Key Experimental Results¶
Main Results (IMCS-21 Chinese Telemedicine Dataset)¶
| Model/Method | Accuracy | F1 |
|---|---|---|
| GPT-3.5 (zero-shot) | 0.333 | 0.361 |
| GPT-4 (zero-shot) | 0.390 | 0.312 |
| GPT-3.5 (few-shot + RAG) | 0.451 | 0.451 |
| TextCNN | 0.437 | 0.429 |
| RoBERT | 0.585 | 0.543 |
| GPT-4 (few-shot) | 0.620 | 0.671 |
| GPT-4 (few-shot + RAG) | 0.680 | 0.718 |
| Fine-tuned LLaMA-2-7B | 0.710 | 0.593 |
| Fine-tuned LLaMA-2-13B | 0.730 | 0.671 |
| Health-LLM (Ours) | 0.833 | 0.762 |
Ablation Study¶
| Configuration | Accuracy | F1 |
|---|---|---|
| Health-LLM without Retrieval | 0.78 | 0.714 |
| Health-LLM without CAAFE | 0.77 | 0.721 |
| Health-LLM (Full) | 0.83 | 0.762 |
Key Findings¶
- Health-LLM improves Accuracy by \(+15.3\%\) compared to the strongest pure LLM solution (GPT-4 few-shot + RAG).
- RAG and CAAFE each contribute approximately \(5\text{-}6\%\) to the Accuracy improvement, making both indispensable.
- Traditional text classification methods (TextCNN, RoBERT) perform significantly worse than LLM-based solutions, indicating that long-text understanding is critical.
- Although fine-tuned LLaMA-2 achieves higher Accuracy, its F1 score is lower, suggesting inferior generalization compared to Health-LLM.
- The system can cover 61 types of diseases, ranging from common ailments (cold, indigestion) to complex disorders (endocrine disorders).
Highlights & Insights¶
- Design paradigm of LLM as a feature extractor rather than a classifier: Stepping away from the paradigm of "using LLMs directly for prediction," this approach converts the language understanding capabilities of LLMs into structured features for traditional ML. This LLM+ML hybrid paradigm provides valuable insights for various application domains.

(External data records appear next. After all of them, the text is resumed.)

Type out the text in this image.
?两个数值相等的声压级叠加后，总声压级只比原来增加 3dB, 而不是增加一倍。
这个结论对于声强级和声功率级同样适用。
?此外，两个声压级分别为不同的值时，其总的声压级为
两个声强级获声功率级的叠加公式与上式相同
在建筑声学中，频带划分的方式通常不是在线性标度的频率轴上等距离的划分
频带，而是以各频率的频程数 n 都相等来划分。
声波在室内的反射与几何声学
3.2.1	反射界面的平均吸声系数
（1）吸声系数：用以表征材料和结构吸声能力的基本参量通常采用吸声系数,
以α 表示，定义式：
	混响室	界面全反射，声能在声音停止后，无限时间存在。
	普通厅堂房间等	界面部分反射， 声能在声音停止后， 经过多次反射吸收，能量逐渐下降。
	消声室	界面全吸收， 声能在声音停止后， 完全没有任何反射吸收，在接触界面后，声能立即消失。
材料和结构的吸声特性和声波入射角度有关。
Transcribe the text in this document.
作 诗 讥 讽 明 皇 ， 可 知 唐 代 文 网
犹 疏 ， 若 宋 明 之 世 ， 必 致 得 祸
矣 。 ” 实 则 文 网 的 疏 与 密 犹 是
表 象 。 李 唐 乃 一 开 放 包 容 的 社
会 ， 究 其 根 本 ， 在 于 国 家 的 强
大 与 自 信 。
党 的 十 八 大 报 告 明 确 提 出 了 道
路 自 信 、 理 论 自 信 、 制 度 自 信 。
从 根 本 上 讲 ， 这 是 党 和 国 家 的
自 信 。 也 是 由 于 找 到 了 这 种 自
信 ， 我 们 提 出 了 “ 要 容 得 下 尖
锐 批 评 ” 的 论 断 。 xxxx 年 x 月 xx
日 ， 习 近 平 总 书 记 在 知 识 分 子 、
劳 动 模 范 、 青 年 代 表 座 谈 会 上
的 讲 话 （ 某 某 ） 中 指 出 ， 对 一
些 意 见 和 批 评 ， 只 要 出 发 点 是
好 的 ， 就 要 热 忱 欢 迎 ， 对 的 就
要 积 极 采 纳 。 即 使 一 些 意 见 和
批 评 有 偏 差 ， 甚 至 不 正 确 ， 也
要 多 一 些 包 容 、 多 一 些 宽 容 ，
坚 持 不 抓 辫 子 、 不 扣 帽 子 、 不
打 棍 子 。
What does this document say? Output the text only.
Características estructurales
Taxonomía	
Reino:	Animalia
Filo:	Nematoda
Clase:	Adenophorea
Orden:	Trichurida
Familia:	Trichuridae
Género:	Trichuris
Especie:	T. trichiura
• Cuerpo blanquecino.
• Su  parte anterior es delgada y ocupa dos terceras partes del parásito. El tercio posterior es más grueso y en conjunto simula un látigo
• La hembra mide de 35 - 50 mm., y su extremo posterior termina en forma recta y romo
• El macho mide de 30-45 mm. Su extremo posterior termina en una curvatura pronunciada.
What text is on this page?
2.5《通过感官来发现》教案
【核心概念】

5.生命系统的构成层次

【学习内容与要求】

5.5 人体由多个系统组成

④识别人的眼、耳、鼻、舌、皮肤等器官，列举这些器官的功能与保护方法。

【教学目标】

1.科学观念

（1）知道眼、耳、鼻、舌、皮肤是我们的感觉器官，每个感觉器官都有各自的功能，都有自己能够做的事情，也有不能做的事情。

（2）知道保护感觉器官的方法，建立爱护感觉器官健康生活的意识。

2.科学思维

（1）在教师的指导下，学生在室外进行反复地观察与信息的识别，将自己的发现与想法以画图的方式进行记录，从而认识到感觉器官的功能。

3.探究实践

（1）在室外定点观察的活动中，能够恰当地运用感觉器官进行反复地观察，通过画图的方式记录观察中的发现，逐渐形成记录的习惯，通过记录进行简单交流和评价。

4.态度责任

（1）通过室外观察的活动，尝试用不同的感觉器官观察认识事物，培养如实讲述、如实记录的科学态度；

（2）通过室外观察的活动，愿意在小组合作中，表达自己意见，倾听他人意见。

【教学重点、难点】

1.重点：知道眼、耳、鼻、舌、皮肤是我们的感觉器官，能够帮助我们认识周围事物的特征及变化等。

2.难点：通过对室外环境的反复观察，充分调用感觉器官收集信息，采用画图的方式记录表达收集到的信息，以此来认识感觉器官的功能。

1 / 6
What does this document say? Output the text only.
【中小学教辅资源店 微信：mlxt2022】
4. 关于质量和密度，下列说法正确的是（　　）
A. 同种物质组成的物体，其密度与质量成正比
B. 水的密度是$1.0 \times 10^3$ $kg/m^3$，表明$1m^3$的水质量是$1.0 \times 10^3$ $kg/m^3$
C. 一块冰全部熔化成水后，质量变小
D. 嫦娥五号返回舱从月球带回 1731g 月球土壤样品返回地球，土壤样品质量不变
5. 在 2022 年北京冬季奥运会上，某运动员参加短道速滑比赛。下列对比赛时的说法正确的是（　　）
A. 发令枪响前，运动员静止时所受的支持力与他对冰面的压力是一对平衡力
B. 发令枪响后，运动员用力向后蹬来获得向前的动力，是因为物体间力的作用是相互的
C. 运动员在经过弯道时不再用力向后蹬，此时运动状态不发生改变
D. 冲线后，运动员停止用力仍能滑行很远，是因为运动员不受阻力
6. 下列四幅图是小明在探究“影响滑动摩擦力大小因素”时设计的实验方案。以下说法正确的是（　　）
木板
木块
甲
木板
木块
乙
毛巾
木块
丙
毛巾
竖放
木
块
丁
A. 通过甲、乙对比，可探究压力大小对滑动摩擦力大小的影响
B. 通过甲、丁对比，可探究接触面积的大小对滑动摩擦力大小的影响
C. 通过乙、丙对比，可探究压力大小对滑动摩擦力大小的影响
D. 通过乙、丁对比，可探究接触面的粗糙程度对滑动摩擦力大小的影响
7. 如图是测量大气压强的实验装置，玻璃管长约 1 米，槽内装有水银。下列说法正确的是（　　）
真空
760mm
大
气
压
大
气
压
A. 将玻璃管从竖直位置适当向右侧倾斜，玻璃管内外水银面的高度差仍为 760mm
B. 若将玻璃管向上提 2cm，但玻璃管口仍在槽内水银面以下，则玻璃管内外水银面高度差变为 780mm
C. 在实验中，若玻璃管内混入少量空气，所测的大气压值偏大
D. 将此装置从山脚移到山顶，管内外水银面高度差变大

- Ingenious design of QA-based feature scoring: Unstructured health reports are transformed into 152-dimensional numerical features via 152 medical questions, which leverages the semantic understanding of LLMs while preserving the interpretability and stability of ML.
Limitations & Future Work¶
- Evaluated only on a single Chinese dataset (IMCS-21, 10 pediatric diseases), leading to questionable generalizability.
- Reliance on OpenAI APIs (GPT-4 Turbo) raises data privacy and cost concerns.
- Constructing the 152 questions and the disease-symptom knowledge base still requires the participation of domain experts.
- High system latency (multiple LLM calls + RAG retrieval) makes it unsuitable for real-time diagnostic scenarios.
- Only two ablation configurations were tested, without analyzing the independent contributions and interaction effects of each module.
Related Work & Insights¶
- vs CPLLM: CPLLM directly uses fine-tuned LLMs for clinical prediction; Health-LLM uses LLMs for feature extraction and ML for prediction, achieving superior performance.
- vs AMIE (Google): AMIE acts as an interactive diagnostic agent; Health-LLM focuses on batch prediction from report data.
- vs fine-tuned LLaMA-2: Fine-tuning requires large amounts of labeled data and necessitates re-training for each new task, whereas Health-LLM's QA-based featurization provides greater flexibility.
Rating¶
- Novelty: ⭐⭐⭐⭐ The combined pipeline of LLM+RAG+XGBoost has practical value, though the individual components are not original.
- Experimental Thoroughness: ⭐⭐⭐⭐ The baselines cover a wide range (traditional ML + LLM + fine-tuning), but are limited by a single dataset and insufficient ablation analysis.
- Writing Quality: ⭐⭐⭐⭐ The system description is clear, but preprocessing details for IMCS-21 are not sufficiently transparent.
- Value: ⭐⭐⭐⭐ Offers significant engineering reference value for the design of medical AI systems.